In short, yes. And a whole lot of them. Not the least of which is it doesn’t make any sense!
As noted in this article, Baylor Surgeon ‘Dissects’ Darwinism,
Baylor? A faith-based hospital in, hyuck hyuck, Dallas, Texas? Well, yee-haw, let’s pretend this is gonna be objective, wee-doggy.
Dallas’ Baylor University Medical Center surgeon Joseph Kuhn recently described three serious problems with Darwinian evolution in a paper titled “Dissecting Darwinism” for the school’s medical proceedings. He wrote that all three points were argued in 2010 in front of the Texas State Board of Education, which after days of deliberation decided that textbooks must teach both the strengths and weakness of evolution.

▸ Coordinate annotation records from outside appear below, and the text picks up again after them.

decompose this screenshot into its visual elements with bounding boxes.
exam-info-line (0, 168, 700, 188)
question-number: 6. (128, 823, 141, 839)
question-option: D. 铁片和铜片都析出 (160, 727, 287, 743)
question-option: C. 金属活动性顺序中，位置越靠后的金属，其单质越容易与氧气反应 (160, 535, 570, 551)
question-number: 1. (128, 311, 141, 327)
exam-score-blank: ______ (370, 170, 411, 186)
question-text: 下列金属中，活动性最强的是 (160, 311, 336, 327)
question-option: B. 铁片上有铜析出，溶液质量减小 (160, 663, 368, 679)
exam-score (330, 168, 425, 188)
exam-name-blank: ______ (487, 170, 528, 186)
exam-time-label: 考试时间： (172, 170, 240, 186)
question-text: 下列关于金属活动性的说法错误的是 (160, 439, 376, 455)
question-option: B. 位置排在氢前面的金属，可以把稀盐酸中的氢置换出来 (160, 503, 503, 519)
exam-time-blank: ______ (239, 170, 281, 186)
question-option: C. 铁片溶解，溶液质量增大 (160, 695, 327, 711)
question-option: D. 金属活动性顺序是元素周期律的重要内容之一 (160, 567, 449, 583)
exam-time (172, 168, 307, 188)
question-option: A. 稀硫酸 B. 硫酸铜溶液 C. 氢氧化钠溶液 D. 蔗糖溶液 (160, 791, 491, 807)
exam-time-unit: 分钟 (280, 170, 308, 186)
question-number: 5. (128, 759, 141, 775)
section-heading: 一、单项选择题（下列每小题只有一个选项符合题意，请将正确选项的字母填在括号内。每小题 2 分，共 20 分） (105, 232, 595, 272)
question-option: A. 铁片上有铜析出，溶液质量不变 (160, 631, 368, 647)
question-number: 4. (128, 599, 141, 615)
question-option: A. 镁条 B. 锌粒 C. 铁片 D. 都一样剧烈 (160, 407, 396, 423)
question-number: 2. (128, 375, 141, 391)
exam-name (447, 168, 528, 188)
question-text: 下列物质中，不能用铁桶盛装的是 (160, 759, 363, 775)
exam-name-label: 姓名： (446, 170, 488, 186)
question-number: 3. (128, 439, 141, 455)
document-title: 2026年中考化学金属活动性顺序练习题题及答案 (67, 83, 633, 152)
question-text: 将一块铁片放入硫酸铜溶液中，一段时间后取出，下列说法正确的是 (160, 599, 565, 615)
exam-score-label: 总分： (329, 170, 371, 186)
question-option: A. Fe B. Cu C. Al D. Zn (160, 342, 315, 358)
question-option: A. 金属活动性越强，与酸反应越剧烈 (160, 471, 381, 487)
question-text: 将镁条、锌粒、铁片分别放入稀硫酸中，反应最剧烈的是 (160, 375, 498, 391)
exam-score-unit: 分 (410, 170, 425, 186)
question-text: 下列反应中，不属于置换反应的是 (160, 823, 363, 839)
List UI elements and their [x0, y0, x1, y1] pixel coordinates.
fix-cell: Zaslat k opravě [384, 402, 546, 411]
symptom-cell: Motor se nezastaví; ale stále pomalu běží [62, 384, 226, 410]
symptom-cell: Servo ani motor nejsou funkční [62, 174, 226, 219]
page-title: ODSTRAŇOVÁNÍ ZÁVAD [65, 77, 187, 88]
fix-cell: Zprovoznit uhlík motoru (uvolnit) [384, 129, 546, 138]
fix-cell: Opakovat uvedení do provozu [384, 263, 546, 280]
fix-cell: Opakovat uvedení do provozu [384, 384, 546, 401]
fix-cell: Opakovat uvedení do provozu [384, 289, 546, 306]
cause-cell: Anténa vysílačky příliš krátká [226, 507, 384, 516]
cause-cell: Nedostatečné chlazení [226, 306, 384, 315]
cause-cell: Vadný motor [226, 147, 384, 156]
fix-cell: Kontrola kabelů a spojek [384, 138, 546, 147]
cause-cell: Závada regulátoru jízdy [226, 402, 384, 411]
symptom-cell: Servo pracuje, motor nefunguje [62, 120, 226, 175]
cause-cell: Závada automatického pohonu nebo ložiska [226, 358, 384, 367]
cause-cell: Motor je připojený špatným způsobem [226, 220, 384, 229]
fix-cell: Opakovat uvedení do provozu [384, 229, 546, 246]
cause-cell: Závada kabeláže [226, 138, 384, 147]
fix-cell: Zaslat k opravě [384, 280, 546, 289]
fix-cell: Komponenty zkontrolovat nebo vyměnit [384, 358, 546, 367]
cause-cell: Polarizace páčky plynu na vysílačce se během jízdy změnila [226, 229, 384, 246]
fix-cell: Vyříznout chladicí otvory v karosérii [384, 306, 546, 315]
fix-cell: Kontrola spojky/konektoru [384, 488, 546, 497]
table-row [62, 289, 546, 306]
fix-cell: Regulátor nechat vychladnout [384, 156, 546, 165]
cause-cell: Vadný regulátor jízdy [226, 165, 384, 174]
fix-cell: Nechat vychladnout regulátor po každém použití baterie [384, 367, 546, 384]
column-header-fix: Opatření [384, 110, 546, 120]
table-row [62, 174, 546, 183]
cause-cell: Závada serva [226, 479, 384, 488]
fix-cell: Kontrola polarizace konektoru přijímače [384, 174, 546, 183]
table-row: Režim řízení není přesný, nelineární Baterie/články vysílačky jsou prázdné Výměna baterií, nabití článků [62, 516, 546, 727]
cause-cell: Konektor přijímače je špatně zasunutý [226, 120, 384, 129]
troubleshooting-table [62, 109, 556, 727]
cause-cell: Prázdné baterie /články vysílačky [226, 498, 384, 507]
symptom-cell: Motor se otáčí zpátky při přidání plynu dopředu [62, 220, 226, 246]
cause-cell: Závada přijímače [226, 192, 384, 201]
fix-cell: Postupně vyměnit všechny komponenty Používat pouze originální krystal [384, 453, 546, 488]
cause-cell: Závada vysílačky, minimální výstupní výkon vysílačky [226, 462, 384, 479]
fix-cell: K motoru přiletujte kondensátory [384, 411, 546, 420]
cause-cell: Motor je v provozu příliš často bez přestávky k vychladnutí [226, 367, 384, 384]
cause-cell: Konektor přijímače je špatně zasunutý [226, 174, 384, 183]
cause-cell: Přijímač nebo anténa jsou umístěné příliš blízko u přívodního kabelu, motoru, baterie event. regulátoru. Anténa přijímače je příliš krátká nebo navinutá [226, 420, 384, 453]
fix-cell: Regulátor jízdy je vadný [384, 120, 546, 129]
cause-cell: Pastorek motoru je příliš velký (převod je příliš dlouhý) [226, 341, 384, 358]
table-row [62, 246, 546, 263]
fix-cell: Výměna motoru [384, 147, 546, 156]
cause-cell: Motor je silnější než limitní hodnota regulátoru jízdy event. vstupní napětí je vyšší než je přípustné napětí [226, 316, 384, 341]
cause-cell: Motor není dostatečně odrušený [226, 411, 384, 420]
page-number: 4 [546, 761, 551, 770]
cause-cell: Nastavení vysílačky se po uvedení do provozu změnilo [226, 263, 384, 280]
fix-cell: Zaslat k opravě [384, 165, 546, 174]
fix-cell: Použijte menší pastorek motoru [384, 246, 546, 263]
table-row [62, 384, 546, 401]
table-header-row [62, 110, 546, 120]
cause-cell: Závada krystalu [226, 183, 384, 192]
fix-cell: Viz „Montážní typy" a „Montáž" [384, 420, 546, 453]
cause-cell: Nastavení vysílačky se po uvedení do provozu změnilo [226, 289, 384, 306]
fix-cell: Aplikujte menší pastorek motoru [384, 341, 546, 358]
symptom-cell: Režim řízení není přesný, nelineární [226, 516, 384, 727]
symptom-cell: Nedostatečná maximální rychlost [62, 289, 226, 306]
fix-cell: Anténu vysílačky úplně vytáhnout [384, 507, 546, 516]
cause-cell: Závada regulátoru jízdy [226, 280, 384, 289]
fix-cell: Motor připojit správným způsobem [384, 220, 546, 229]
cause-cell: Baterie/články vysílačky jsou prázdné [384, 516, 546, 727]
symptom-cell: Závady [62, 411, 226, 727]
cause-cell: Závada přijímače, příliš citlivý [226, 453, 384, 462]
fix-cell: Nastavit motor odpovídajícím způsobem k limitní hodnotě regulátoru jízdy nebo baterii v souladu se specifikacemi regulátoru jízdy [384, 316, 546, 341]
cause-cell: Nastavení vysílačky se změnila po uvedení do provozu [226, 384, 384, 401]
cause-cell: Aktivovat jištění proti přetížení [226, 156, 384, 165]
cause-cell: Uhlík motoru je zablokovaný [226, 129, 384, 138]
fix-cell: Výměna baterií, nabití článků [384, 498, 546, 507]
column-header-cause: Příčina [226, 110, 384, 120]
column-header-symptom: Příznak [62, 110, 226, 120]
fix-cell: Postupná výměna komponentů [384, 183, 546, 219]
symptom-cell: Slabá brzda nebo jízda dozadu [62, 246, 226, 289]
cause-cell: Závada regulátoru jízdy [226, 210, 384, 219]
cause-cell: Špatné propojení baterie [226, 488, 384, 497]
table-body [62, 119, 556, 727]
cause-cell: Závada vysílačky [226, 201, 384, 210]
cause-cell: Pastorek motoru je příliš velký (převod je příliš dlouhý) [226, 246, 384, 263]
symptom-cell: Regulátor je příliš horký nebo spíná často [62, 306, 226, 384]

The now-ousted Texas BOE manipulated science and history to promote a Christian agenda, yes. Surely you don’t think the fact that they listened to this crank someone lends credit to his piece, do you? Because that would be an appeal to authority. Wow, you’re hitting all the classic argumentative fallacies. You’re like batting practice. Also, you know 2010 isn’t recent, right? It’s now 2012.
Kuhn says specifically,
Based on an awareness of the inexplicable coded information in DNA, the inconceivable self-formation of DNA, and the inability to account for the billions of specifically organized nucleotides in every single cell, it is reasonable to conclude that there are severe weaknesses in the theory of gradual improvement through natural selection (Darwinism) to explain the chemical origin of life. Furthermore, Darwinian evolution and natural selection could not have been causes of the origin of life, because they require replication to operate, and there was no replication prior to the origin of life.
Now, class, do we remember our vocab words from last lesson? The very first one I told you to remember was argument from ignorance. Saying we can’t explain something doesn’t mean you can just fill it in with your little myth. Alternatively, you can think of what you’re doing as the “god of the gaps” argument. When we don’t know something it’s easy to fill in the answer with “it must be a god.” Once upon a time we didn’t know what made the sun rise, what made lightening strike, what made it rain or why we die. Humans at those times made up stories about gods for all of them, but today we know the answers to all of them and none are gods. Those gaps have been filled with knowledge. The point is, just because our knowledge about something is limited doesn’t mean the default answer is a magical god.
As noted in the article, “even evolution’s most ardent advocate, Richard Dawkins, admitted in 2009 that “the most profound unsolved problem in biology is the origin of life itself.”
Yeah, like I said, we don’t have an answer doesn’t mean your stupid answer is right.
The fact is the gap to reasonably believe this is insurmountable. And, even a year after the decision was made to present both sides, 9 out 10 textbooks have failed to follow through on the Board of Educations Rulings.
Have you even followed this case?
Makes you wonder whose agenda we’re falling prey to.